Nataly Salomon, 17, is a senior at the Memorial High School Career and Technical Education campus. (Monique Batson/The News)

“I like VOE a lot because I get to learn about office work, professionalism,” she said. “It’s something I enjoy very much. I would do it as a career, too.”

But that’s not the career she’s planning for.

Salomon plans to work towards becoming an attorney, first by attending Lamar University to earn a bachelor’s degree in Criminal Justice.

“I got into that in middle school,” she said. “That’s when I pretty much decided everything I wanted to do.”

It was the same for VOE; she set her sights on it after an 8th grade counselor spoke to her about it.

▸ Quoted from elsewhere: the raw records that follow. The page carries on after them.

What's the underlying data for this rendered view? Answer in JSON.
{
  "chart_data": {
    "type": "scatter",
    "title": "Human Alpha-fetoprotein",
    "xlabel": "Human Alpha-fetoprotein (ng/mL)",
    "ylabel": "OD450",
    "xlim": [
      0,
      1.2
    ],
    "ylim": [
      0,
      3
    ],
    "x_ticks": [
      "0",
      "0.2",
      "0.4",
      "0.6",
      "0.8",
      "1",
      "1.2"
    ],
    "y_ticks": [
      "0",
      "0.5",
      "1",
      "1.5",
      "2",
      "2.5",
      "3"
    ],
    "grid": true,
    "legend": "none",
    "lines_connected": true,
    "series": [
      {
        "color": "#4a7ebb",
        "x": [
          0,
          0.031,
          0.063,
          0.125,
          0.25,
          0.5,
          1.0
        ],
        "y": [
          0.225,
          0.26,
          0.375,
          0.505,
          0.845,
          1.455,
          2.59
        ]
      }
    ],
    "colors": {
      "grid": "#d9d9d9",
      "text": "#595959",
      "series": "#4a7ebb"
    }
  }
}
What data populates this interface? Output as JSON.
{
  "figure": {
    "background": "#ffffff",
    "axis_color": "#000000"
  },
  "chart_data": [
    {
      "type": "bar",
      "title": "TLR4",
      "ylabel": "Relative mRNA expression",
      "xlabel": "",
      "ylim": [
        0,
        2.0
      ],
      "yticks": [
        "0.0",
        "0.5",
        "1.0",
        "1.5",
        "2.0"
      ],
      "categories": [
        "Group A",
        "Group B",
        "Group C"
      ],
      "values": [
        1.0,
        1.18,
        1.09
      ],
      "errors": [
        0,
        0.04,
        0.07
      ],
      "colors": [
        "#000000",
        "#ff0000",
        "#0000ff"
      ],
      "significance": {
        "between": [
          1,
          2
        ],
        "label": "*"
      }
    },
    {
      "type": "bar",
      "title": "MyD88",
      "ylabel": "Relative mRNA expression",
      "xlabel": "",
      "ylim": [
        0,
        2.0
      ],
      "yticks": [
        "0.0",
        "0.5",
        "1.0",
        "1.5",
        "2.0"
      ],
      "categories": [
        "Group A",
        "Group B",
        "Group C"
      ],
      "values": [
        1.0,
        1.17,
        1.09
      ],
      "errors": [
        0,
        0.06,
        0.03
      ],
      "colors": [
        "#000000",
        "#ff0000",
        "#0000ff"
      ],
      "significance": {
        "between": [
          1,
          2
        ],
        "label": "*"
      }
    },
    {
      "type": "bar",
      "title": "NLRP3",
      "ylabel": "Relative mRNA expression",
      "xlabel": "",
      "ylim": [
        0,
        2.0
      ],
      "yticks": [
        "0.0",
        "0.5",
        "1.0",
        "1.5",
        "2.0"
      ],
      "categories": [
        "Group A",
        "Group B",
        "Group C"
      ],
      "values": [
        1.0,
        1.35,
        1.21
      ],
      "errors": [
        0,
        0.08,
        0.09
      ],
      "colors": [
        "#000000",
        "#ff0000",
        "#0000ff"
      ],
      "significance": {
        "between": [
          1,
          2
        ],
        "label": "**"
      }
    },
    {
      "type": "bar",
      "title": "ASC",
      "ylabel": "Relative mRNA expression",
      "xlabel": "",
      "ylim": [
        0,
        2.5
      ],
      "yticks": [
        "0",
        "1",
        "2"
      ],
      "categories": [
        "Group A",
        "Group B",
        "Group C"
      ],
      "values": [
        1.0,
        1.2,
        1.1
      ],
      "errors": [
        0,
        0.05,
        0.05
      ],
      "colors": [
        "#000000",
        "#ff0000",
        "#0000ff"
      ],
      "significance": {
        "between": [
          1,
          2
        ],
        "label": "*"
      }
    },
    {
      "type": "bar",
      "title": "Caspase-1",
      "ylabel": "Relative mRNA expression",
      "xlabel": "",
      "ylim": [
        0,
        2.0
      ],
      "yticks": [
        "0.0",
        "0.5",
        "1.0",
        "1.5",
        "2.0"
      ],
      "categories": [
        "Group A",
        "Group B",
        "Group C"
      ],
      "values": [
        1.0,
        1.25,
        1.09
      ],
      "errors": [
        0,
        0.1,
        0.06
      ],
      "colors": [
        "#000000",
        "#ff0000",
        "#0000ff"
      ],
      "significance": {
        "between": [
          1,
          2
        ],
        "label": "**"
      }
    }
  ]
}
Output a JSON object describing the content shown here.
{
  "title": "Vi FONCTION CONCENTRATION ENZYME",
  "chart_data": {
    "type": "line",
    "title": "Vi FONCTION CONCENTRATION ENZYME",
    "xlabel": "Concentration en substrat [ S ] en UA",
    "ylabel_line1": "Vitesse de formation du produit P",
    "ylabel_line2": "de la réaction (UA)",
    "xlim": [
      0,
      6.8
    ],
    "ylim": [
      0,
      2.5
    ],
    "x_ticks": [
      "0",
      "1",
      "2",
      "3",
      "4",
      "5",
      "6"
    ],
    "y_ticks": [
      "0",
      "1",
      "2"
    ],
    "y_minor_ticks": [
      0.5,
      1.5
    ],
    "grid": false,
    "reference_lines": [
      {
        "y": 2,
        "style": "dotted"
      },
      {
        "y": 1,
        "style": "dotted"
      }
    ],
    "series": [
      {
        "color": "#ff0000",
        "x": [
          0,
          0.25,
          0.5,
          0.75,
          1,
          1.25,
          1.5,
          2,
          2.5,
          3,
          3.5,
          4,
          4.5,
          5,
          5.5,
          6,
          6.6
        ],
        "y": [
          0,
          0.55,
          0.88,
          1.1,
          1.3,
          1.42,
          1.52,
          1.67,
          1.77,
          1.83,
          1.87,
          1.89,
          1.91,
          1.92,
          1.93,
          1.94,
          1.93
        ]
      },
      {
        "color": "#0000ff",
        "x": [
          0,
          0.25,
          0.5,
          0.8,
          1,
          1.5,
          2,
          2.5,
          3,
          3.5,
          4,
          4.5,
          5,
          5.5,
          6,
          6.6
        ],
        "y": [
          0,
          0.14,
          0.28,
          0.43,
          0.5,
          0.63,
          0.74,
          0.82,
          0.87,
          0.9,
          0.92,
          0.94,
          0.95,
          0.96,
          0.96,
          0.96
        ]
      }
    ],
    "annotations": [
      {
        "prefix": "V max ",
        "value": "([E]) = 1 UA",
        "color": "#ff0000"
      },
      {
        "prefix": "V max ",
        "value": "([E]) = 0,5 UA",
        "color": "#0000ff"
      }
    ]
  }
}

It seems the teen born in New York but raised in Port Arthur since before her second birthday doesn’t miss what she sets her sights on.

“She has a lot of initiative,” Buchanan said. “You don’t have to tell her, ‘Nataly do this’ or ‘Nataly do that.’ If Nataly knows it as a task, she’s going to do it. If she has questions, she’s going to ask. And when I say she puts a lot of pride into her work and her work in class, she does.”

The educator described Salomon as intelligent, punctual, an overachiever and dedicated.

The senior said she doesn’t feel her work is hard — answering phone calls, filing, handling mail, running errands for teachers, etc.

But it’s clearly appreciated.

“She takes care of what she’s supposed to in that front office,” Buchanan said. “They don’t mess with her. If Nataly says, ‘you’re tardy,’ you’re tardy.”

While she doesn’t have a lot of spare time at the moment as she prepares for graduation, Salomon enjoys reading and playing the piano.

The latter is something she’s been teaching herself to do through online tutorials.

“I decided to learn it because during the pandemic I had a lot of free time,” she said. “It’s just something I picked up because I got interested in it.”

Buchanan credited that motivation as just another great quality in her student.

“I wish I could Xerox her, make a few more copies and keep her,” the teacher said with a laugh. “I hate to see her leave. She’s one of those. They rely on her a lot in the front.”